Prétentions et moyens des parties :
' Dans ses écritures déposées et soutenues oralement à l'audience, la société Intramar, concluant à l'infirmation du jugement, soulève à titre liminaire l'incompétence rationae materiae de la juridiction prud'homale au titre de la demande relative au préjudice d'anxiété en faisant valoir que l'anxiété alléguée est une pathologie trouvant son origine dans l'exercice des fonctions de docker et demande à la cour de renvoyer M. [H] [K] à mieux se pourvoir devant le tribunal des affaires de sécurité sociale des Bouches-du-Rhône, en application des articles L. 451-1 et L. 452-1 à L. 452-5 du code de la sécurité sociale et L. 1411-4 al. 2 du code du travail, et au visa de la décision du Conseil constitutionnel n° 2010-8 QPC du 18 juin 2010, le cas échéant après qu'il ait sollicité la reconnaissance du caractère professionnel de sa pathologie auprès du service compétent, à savoir la caisse d'assurance maladie.
A titre subsidiaire, sur le fond, elle conclut au rejet de l'ensemble des demandes formées par M. [H] [K], qui a connu une multiplicité d'employeurs et qui ne justifie nullement :
- de la qualité d'employeur de la société Intramar à son égard,
- de son exposition à l'amiante du fait de celle-ci, étant rappelé que la présence d'amiante était marginale sur le port de [Localité 1] et qu'elle n'était nullement un professionnel de l'amiante,
- d'une quelconque faute de sa part et d'un lien entre cette prétendue faute et son préjudice,
- de la réalité de ce préjudice, que ce soit en son principe ou en son quantum, étant ajouté en tout état de cause, qu'il ne pourrait ouvrir droit à une multiplication d'indemnisations,
Elle demande en outre qu'il soit constaté qu'elle justifie d'un cas de force majeure exonératoire de responsabilité et qu'il ne peut exister aucune obligation solidaire ou in solidum.
Elle sollicite sa condamnation à lui verser la somme de 500 euros en compensation de ses frais irrépétibles.

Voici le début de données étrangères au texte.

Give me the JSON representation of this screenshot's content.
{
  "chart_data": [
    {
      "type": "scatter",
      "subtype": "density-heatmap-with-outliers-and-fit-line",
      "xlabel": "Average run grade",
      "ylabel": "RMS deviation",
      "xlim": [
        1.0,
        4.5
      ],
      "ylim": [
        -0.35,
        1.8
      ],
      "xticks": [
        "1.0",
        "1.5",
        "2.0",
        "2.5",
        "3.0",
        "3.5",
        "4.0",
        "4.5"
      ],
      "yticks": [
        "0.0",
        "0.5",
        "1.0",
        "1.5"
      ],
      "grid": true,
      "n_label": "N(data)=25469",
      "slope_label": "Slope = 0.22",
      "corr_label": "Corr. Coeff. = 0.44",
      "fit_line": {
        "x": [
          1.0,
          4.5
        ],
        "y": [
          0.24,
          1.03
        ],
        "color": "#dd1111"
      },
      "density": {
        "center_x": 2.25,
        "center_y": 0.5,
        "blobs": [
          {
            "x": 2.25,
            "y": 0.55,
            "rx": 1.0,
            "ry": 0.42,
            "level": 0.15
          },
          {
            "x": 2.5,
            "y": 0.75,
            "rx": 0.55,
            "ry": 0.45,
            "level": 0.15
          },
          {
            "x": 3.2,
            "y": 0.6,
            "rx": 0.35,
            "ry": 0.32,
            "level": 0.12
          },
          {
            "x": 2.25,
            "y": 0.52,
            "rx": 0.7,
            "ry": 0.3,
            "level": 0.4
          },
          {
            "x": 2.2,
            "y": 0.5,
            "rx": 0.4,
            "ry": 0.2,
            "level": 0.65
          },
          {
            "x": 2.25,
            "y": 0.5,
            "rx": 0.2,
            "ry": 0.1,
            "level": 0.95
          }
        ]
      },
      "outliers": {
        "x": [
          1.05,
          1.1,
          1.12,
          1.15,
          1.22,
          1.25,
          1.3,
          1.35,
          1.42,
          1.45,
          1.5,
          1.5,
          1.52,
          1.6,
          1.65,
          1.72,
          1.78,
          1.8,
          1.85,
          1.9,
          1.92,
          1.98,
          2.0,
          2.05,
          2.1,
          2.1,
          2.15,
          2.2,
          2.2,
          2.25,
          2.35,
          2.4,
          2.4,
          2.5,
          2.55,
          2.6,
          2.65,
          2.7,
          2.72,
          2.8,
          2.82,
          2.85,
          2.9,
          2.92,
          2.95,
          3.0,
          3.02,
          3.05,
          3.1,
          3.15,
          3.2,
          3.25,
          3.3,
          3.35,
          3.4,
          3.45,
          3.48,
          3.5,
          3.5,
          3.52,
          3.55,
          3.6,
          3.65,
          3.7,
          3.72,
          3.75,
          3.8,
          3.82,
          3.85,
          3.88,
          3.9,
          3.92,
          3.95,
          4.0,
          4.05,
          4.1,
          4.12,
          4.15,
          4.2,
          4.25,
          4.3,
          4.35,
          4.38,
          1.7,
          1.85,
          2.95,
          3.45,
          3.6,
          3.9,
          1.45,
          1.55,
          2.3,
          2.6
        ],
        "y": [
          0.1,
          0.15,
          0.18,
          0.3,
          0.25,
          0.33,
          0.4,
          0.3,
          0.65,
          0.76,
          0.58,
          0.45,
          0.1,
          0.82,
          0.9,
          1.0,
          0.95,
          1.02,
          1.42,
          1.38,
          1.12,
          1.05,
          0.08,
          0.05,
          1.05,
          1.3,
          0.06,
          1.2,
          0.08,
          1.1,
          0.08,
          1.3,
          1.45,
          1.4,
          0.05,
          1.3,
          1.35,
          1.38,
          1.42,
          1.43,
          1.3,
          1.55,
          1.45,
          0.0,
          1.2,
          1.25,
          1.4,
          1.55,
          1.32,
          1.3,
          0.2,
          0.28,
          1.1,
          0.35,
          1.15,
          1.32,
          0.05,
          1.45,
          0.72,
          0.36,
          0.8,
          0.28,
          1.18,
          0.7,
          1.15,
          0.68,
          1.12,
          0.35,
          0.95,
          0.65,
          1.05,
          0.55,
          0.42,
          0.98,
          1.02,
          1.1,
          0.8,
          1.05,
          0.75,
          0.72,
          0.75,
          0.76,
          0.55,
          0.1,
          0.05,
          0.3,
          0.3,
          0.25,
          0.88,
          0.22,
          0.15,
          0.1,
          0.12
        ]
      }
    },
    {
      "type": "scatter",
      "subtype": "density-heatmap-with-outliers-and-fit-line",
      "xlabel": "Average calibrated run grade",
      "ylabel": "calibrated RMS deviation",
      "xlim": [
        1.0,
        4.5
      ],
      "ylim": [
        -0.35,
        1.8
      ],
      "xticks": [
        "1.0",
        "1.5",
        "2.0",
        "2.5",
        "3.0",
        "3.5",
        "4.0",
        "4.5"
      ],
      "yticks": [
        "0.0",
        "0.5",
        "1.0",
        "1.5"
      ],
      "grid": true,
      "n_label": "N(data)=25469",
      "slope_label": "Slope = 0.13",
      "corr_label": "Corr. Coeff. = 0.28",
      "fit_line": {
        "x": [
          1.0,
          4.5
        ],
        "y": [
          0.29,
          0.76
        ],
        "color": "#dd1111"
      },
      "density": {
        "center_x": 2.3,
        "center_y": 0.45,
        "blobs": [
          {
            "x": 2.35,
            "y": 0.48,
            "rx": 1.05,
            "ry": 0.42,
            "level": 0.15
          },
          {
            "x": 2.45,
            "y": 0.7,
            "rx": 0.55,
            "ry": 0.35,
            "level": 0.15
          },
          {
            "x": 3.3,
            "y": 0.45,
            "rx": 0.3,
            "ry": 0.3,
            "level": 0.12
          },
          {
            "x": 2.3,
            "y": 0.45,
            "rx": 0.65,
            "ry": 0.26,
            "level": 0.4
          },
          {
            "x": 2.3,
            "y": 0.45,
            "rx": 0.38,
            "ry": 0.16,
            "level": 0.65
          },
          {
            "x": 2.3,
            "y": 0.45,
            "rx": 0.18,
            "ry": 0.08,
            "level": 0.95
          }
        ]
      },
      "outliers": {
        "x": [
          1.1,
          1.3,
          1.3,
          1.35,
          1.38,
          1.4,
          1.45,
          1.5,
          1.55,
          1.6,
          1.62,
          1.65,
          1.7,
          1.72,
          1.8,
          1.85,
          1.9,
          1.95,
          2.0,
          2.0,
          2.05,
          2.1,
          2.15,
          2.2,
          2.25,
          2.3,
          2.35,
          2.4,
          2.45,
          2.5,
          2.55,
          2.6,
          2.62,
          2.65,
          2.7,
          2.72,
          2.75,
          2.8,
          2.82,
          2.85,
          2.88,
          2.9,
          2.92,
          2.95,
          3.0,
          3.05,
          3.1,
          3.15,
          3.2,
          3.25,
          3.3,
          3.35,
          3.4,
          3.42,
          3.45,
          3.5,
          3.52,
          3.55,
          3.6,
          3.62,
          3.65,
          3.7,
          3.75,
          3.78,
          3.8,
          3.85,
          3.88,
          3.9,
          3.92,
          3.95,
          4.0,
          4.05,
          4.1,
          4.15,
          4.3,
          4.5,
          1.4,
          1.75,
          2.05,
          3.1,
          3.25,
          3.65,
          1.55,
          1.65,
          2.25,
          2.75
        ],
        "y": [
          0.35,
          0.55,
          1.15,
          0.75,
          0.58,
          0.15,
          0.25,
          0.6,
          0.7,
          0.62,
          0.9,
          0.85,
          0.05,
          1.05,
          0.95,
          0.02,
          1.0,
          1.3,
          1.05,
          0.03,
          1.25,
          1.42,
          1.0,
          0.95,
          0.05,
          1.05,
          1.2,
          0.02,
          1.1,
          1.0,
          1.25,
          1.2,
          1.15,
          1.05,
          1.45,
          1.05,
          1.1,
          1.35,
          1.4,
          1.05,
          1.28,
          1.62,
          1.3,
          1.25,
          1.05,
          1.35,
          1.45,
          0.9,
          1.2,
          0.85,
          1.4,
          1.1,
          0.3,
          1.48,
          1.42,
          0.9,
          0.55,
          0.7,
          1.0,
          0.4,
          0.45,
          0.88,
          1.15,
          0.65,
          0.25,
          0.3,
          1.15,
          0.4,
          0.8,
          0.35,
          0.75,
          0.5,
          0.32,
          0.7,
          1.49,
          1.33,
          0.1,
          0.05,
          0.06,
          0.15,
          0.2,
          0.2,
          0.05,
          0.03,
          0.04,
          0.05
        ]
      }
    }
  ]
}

' Monsieur [H] [K] a fait déposer et soutenir oralement à l'audience des conclusions dans lesquelles il demande à la cour de :
- lui donner acte de son désistement à l'encontre du BCMO, de la CCCP et du GPMM,
vu l'article 11 du code de procédure civile, avant dire droit, en tant que de besoin,
- ordonner aux sociétés défenderesses la production de leurs DADS entre 1977 et 1993 ou à défaut, à la CCCP,
sur le fond, confirmant le jugement déféré en ce qu'il a retenu la responsabilité de la société Intramar mais l'infirmant en ce qu'il a implicitement écarté celle de la société Upa,
- constater qu'il a été employé par les sociétés Upa et Intramar, qu'elles n'ont pas respecté les dispositions du décret n°77-949 du 17 août 1977 et qu'elles l'ont exposé aux poussières d'amiante sans protection,
en conséquence,
- déclarer les sociétés Upa et Intramar solidairement responsables des préjudices qu'il subit,
- condamner les sociétés Upa et Intramar à lui payer la somme de 15 000 euros à titre de dommages et intérêts en réparation du préjudice résultant directement de la violation de son obligation de sécurité de résultat et d'exécution de bonne foi du contrat,
- condamner la société Intramar à lui payer la somme de 15 000 euros à titre de dommages et intérêts en réparation du préjudice résultant directement de la violation de son obligation de sécurité de résultat et d'exécution de bonne foi du contrat,
- fixer au passif de la société Upa la somme de 15 000 euros à titre de dommages et intérêts en réparation du préjudice résultant directement de la violation de son obligation de sécurité de résultat et d'exécution de bonne foi du contrat,
- condamner les sociétés Upa et Intramar à lui payer la somme de 15 000 euros à titre de dommages et intérêts en réparation de son préjudice d'anxiété,
- condamner la société Intramar à lui payer la somme de 15 000 euros à titre de dommages et intérêts en réparation de son préjudice d'anxiété,
- fixer au passif de la société Upa la somme de 15 000 euros à titre de dommages et intérêts en réparation de son préjudice d'anxiété
- condamner la société Intramar à lui verser la somme de 1000 euros en application de l'article 700 du code de procédure civile,
- déclarer l'arrêt à intervenir opposable au CGEA,
- condamner le CGEA à lui payer la somme de 1000 euros en application de l'article 700 du code de procédure civile.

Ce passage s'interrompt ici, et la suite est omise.